Wat is geactiveerde proteïne C-resistentie?
Geactiveerde eiwit C-weerstand verwijst naar een bloed- of hemostatische aandoening die optreedt wanneer het enzym de bloedstolling niet reguleert, wat resulteert in abnormale veneuze trombose. Meer dan 80 procent van de tijd is de aandoening erfelijk. Na de diagnose omvat de behandeling heparine-injecties gevolgd door levenslange orale warfarinetherapie.
Eiwit C wordt normaal geactiveerd wanneer het wordt blootgesteld aan trombine in combinatie met trombomoduline op de endotheelcellen of de bekleding van bloedvaten. Na activering breekt proteïne C typisch stollingsfactoren Va en VIIIa af, waardoor bloedstolselvorming wordt voorkomen. Onderzoekers ontdekten dat de erfelijke aandoening een mutatie in stollingsfactor V inhoudt. Deze mutatie, factor V Leiden genaamd, maakt deze stollingsfactor immuun of resistent tegen de effecten van geactiveerd eiwit C, waardoor een antistollingsreactie wordt tenietgedaan.
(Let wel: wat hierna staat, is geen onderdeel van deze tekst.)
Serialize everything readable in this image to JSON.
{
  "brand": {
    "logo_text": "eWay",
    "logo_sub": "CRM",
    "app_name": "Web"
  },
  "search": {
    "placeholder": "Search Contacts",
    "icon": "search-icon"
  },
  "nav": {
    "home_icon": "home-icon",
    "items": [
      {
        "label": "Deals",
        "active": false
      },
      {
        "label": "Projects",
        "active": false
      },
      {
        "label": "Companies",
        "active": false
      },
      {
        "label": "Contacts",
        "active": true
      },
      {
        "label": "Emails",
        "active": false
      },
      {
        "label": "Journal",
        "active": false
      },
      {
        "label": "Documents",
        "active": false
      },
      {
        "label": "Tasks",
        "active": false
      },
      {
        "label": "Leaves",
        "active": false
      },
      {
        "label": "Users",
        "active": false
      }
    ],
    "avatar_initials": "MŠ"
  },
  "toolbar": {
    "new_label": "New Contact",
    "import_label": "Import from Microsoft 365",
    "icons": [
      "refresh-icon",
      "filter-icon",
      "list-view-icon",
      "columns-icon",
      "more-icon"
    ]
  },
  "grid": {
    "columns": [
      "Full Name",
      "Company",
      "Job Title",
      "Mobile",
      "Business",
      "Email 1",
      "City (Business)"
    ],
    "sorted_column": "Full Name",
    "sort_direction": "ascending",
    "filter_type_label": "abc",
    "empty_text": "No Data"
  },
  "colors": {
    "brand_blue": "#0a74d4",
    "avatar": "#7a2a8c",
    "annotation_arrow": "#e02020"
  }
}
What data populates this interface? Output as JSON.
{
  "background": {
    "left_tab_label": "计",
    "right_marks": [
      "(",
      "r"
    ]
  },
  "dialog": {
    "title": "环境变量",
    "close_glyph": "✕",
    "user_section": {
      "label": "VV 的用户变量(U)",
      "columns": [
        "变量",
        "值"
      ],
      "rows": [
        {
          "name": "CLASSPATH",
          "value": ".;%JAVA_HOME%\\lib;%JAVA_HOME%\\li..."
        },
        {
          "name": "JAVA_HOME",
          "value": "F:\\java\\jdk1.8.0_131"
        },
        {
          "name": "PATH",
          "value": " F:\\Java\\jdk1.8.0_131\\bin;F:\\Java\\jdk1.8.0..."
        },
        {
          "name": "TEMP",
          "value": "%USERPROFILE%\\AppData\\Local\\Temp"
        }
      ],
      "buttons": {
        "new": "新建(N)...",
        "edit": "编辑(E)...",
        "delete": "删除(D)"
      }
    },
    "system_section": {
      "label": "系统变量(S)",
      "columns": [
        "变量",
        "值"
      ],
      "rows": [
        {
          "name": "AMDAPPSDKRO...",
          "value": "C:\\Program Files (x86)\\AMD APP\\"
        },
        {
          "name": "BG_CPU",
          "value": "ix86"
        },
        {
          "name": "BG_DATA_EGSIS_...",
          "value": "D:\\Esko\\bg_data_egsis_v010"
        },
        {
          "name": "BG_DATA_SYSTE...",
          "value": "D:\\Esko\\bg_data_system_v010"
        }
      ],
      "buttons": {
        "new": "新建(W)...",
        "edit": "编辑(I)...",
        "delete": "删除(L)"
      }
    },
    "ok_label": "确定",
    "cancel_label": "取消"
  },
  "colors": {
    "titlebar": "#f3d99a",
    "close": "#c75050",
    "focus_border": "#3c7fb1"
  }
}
Wetenschappers suggereren dat het risico op het ontwikkelen van trombose bijna acht keer groter is bij personen met geactiveerde proteïne C-resistentie die wordt geërfd, in vergelijking met de gemiddelde persoon. Het risico neemt over het algemeen dramatisch toe tot 90 keer groter voor degenen die identieke paren van het gen erven. Diepe veneuze trombose (DVT) is een veel voorkomend symptoom, maar bloedstolsels kunnen zich overal in het veneuze systeem vormen. Abnormale bloedstolselvorming kan al in de tienerjaren verschijnen en biologische stressoren die een infectie, zwangerschap of operatie omvatten, zijn meestal factoren die hieraan bijdragen.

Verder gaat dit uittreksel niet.